On Wed, 2011-10-12 at 14:11 +0100, Ben Hutchings wrote:
> On Wed, 2011-10-12 at 08:26 +0100, Ian Campbell wrote:
> > On Wed, 2011-10-12 at 08:46 +0300, Dmitry Musatov wrote:
> > >  The config option XEN_MAX_DOMAIN_MEMORY controls how much memory a
> > > Xen instance is seeing. The default for 64bit is 32GB, which is the
> > > reason that m2.4xlarge Amazon EC2 instances only report this amount of
> > > memory.
> > >  Please set this limit to 70GB as there is a known restriction for
> > > t1.micro instances at about 80GB.
> > >  Similar bug exists and Ubuntu where it's already fixed
> > > (https://bugs.launchpad.net/ubuntu/+source/linux-ec2/+bug/667796)
> > 
> > Is this the sort of change we can consider making in a stable update?
> > I'm not at all sure, although my gut feeling is that it would be safe.
> [...]
> 
> I think so.  But what is the trade-off?  There must be some reason why
> this isn't set to however many TB the kernel can support.

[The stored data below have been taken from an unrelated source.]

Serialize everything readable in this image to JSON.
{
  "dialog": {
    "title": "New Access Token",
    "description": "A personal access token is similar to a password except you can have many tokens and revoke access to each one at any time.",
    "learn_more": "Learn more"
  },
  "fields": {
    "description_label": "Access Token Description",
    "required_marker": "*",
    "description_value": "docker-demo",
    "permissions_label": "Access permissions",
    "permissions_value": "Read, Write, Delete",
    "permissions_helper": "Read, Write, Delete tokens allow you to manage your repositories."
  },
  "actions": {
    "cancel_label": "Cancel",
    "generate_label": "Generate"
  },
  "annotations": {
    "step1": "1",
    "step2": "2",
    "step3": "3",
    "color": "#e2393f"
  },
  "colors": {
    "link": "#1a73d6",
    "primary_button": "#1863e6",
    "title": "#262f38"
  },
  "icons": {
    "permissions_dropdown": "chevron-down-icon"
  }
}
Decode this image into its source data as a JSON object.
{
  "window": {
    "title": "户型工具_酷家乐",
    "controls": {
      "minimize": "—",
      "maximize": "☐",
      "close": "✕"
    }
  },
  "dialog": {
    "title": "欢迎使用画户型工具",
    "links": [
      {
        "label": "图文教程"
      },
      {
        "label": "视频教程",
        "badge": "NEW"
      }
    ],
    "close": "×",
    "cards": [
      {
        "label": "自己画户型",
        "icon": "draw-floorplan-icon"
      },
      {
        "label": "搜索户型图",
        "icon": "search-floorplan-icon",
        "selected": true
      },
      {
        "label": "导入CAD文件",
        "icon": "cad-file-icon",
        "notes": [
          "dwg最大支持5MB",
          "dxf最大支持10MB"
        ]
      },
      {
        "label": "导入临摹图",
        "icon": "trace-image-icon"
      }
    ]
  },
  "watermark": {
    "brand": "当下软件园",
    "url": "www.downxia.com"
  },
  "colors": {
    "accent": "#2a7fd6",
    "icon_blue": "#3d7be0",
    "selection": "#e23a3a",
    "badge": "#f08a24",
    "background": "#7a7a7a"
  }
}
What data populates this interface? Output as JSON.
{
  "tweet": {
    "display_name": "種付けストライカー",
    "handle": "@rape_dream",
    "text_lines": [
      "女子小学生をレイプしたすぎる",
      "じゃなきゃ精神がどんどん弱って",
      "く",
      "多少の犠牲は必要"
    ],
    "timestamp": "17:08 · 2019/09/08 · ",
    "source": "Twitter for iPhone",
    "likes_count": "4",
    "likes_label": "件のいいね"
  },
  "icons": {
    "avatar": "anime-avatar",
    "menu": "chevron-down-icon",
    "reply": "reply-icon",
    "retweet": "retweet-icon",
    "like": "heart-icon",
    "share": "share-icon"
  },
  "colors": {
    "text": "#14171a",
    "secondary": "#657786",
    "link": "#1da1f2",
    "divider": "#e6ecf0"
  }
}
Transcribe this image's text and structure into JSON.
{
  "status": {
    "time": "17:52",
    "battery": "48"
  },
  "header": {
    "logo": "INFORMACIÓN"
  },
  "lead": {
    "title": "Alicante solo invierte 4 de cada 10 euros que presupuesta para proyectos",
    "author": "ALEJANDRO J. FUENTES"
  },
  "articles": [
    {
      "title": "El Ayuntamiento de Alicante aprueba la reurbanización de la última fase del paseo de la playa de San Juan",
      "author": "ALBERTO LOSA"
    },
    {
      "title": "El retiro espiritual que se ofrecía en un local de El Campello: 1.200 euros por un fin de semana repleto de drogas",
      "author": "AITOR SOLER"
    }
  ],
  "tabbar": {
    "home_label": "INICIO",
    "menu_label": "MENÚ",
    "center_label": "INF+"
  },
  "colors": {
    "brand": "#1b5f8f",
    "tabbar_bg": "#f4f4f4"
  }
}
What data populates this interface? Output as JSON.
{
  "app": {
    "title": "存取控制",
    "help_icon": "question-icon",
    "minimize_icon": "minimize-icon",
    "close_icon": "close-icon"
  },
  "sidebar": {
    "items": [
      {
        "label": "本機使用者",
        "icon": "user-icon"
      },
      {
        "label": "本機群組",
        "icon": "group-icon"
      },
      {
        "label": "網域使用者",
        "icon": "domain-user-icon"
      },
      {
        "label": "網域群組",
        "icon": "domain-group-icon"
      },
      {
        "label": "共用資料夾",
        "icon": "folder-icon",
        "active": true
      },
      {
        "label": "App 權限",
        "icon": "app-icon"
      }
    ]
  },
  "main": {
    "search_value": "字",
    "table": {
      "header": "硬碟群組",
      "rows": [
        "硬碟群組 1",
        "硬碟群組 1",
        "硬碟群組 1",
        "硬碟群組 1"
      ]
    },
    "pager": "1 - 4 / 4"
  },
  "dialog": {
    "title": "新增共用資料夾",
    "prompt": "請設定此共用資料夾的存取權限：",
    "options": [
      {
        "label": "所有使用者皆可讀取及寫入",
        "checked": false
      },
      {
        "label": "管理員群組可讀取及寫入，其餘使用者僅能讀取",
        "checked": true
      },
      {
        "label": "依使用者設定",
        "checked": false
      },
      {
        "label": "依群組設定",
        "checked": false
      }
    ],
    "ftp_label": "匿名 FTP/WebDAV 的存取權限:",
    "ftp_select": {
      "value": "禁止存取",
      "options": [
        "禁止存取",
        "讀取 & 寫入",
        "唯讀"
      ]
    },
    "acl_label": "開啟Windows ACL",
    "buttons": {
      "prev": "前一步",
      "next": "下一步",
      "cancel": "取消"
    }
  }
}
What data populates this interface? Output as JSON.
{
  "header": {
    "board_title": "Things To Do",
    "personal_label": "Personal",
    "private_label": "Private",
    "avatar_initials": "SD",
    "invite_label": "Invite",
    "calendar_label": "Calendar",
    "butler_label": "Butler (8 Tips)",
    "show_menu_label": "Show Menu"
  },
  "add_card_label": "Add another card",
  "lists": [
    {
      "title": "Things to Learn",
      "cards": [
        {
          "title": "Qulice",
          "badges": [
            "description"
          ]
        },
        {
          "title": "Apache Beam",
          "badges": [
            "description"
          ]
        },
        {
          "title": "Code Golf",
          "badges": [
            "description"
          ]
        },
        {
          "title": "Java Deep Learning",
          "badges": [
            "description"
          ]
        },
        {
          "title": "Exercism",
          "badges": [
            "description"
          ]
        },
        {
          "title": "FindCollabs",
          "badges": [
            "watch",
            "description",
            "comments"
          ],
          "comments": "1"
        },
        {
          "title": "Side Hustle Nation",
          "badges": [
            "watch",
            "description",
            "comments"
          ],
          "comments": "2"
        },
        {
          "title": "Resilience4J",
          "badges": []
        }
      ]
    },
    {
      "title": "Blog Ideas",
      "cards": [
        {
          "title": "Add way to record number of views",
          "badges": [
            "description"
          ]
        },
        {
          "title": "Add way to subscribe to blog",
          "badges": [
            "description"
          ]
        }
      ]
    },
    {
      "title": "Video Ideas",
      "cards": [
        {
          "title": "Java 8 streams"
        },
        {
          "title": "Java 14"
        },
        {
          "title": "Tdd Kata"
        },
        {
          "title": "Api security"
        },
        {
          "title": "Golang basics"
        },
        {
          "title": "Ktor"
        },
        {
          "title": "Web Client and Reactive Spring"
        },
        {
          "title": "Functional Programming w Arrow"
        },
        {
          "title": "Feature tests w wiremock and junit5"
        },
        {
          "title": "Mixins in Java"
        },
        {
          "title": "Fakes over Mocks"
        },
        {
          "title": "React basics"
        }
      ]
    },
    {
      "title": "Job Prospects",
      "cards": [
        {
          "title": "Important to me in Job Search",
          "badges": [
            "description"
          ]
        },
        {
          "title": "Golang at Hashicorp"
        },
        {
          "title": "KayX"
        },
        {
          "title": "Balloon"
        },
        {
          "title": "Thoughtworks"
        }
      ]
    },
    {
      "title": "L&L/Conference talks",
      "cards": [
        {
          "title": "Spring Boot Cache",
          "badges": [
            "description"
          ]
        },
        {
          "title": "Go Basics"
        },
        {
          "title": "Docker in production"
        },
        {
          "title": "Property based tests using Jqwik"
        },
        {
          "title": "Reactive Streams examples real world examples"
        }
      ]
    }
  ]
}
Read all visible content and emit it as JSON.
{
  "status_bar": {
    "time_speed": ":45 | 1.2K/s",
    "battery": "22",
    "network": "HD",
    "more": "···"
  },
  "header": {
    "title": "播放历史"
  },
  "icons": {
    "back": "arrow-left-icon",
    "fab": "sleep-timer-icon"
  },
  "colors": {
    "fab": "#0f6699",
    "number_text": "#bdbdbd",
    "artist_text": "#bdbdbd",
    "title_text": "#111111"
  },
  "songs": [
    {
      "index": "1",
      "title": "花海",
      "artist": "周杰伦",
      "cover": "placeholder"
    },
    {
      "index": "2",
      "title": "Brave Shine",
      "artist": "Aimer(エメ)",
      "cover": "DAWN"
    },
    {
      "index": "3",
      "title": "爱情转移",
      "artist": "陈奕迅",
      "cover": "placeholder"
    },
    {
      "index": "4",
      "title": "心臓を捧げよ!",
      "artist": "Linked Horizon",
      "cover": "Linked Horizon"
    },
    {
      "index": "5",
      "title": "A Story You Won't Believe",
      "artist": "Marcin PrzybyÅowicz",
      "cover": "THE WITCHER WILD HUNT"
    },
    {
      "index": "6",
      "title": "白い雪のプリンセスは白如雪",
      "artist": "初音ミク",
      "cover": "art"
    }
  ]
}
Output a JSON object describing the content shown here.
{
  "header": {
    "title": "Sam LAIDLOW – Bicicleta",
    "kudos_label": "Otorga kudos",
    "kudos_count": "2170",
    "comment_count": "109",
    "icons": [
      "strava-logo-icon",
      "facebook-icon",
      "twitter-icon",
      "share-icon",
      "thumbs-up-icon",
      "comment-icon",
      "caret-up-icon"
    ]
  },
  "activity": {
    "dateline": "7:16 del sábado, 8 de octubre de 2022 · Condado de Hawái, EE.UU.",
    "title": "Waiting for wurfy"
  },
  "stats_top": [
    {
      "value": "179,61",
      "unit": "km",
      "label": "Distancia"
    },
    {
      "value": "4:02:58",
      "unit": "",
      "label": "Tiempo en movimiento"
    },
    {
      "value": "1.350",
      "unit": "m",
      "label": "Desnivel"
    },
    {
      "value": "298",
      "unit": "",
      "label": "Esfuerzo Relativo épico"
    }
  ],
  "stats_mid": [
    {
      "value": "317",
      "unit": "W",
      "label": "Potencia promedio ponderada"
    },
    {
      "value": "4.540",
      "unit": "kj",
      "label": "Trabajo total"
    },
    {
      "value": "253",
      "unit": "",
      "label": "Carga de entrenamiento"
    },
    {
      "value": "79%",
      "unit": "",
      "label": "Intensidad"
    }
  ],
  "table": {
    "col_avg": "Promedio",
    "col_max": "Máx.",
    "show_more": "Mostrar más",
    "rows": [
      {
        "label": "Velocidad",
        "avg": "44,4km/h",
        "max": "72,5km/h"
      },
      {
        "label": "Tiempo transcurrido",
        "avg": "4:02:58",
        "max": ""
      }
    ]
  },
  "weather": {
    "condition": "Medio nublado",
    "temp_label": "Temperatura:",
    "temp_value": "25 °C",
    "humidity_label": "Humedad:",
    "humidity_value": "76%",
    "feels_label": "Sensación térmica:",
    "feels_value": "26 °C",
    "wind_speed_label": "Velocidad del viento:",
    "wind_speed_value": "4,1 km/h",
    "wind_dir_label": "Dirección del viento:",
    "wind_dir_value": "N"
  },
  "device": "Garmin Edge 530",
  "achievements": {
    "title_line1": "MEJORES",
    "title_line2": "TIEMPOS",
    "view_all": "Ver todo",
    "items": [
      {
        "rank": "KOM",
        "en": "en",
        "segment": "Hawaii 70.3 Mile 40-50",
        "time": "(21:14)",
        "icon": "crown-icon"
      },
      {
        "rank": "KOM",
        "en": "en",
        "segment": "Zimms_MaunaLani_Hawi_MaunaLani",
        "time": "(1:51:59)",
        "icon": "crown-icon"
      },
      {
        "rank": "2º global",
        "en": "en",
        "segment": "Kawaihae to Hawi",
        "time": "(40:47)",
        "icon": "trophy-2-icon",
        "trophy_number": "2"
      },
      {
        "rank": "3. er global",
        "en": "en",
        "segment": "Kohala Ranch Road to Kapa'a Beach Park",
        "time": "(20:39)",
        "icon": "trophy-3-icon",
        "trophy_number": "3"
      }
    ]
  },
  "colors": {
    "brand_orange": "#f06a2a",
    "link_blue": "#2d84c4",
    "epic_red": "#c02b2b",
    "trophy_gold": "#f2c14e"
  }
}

It effects the amount of space set aside for the P2M table (the mapping
of physical to machine addresses). In the kernel in Squeeze this space
is statically reserved in BSS so increasing it will waste some more
memory, according to the Kconfig comment it is 1 page per GB.

In a more up to date kernel the space comes from BRK and is reclaimed if
it is not used, MAX_DOMAIN_MEMORY was bumped to default to 128G in the
same change.

Ian.
-- 
Ian Campbell
Current Noise: Devin Townsend - Namaste

The only way to learn a new programming language is by writing programs in it.